C. TDP-43 Mislocalisatie:

• Acute blootstelling aan polyGR leidde tot een significante afname (16,0%) van de nucleaire-cytoplasmatische verhouding van TDP-43.
• Hoewel er geen duidelijke aggregaten zichtbaar waren, suggereert de verschuiving dat de verstoring van het NPC een vroege trigger is voor de TDP-43 pathologie.

4. Bijdragen en Innovatie

• Nieuwe Methodologie: De paper introduceert een unieke combinatie van HILO-imaging, deep learning voor label-free kernmembraan-detectie en single-molecule tracking in niet-gemodificeerde intacte cellen.
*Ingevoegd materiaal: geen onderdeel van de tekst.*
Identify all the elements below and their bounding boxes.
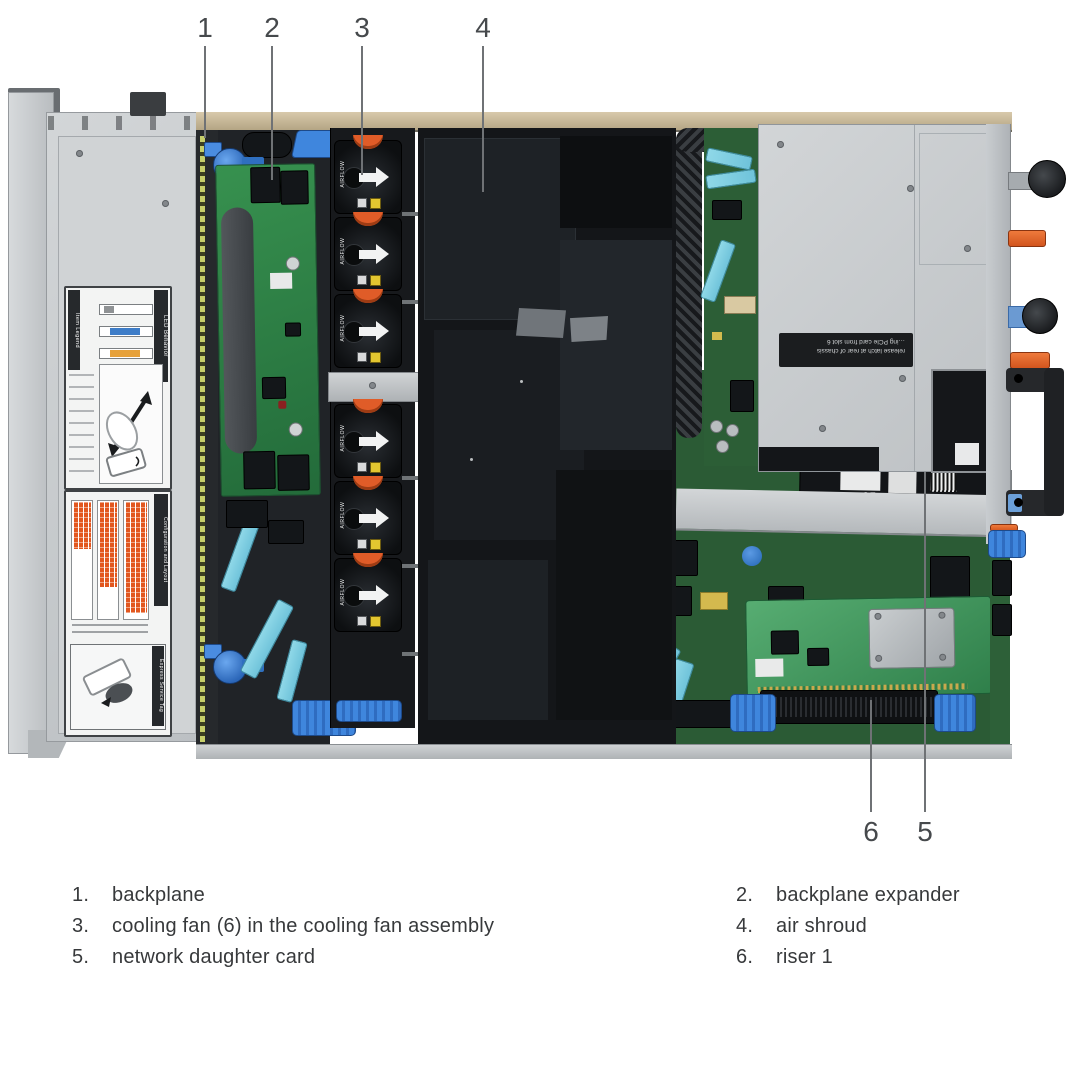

Dit overbrugt de kloof tussen gepermeabiliseerde cellen (onfysiologisch) en genetisch gemodificeerde cellen (potentieel verstorend).
• Sub-domein Resolutie: Voor het eerst kan passief transport worden gekwantificeerd met resolutie op het niveau van specifieke NPC-subdomeinen (filamenten, kanaal, mand) in levende cellen.
• Structuur-Functie Link: De studie koppelt direct functionele transportstoornissen aan specifieke structurele veranderingen (krimp van het kanaal, uitbreiding van de mand) veroorzaakt door de ziekte-geassocieerde peptide polyGR.

5. Significantie

De bevindingen bieden een mechanistisch inzicht in de initiële stappen van ALS/FTD pathologie:

1. Mechanisme: Toxische polyGR-peptiden verstoren direct de architectuur van het NPC (krimp van het kanaal, uitbreiding van de mand), wat leidt tot een selectieve verstoring van nucleaire export.
2. Oorzaak van TDP-43 Pathologie: Deze verstoring van de nucleaire homeostase is een vroege gebeurtenis die de mislocalisatie van TDP-43 in de hand werkt, zelfs voordat er sprake is van massale celdood of aggregatie.
3. Toekomstige Richting: De ontwikkelde methoden bieden een krachtig platform om de effectiviteit van therapeutische interventies op nucleair transport te testen zonder de fysiologie van de cel te verstoren.

Samenvattend onthult dit onderzoek dat de C9ORF72-geassocieerde toxiciteit begint met een fysieke verandering in de vorm van het nucleaire poriecomplex, wat leidt tot een specifieke blokkade van export en de daaropvolgende pathologische ophoping van TDP-43 in het cytoplasma.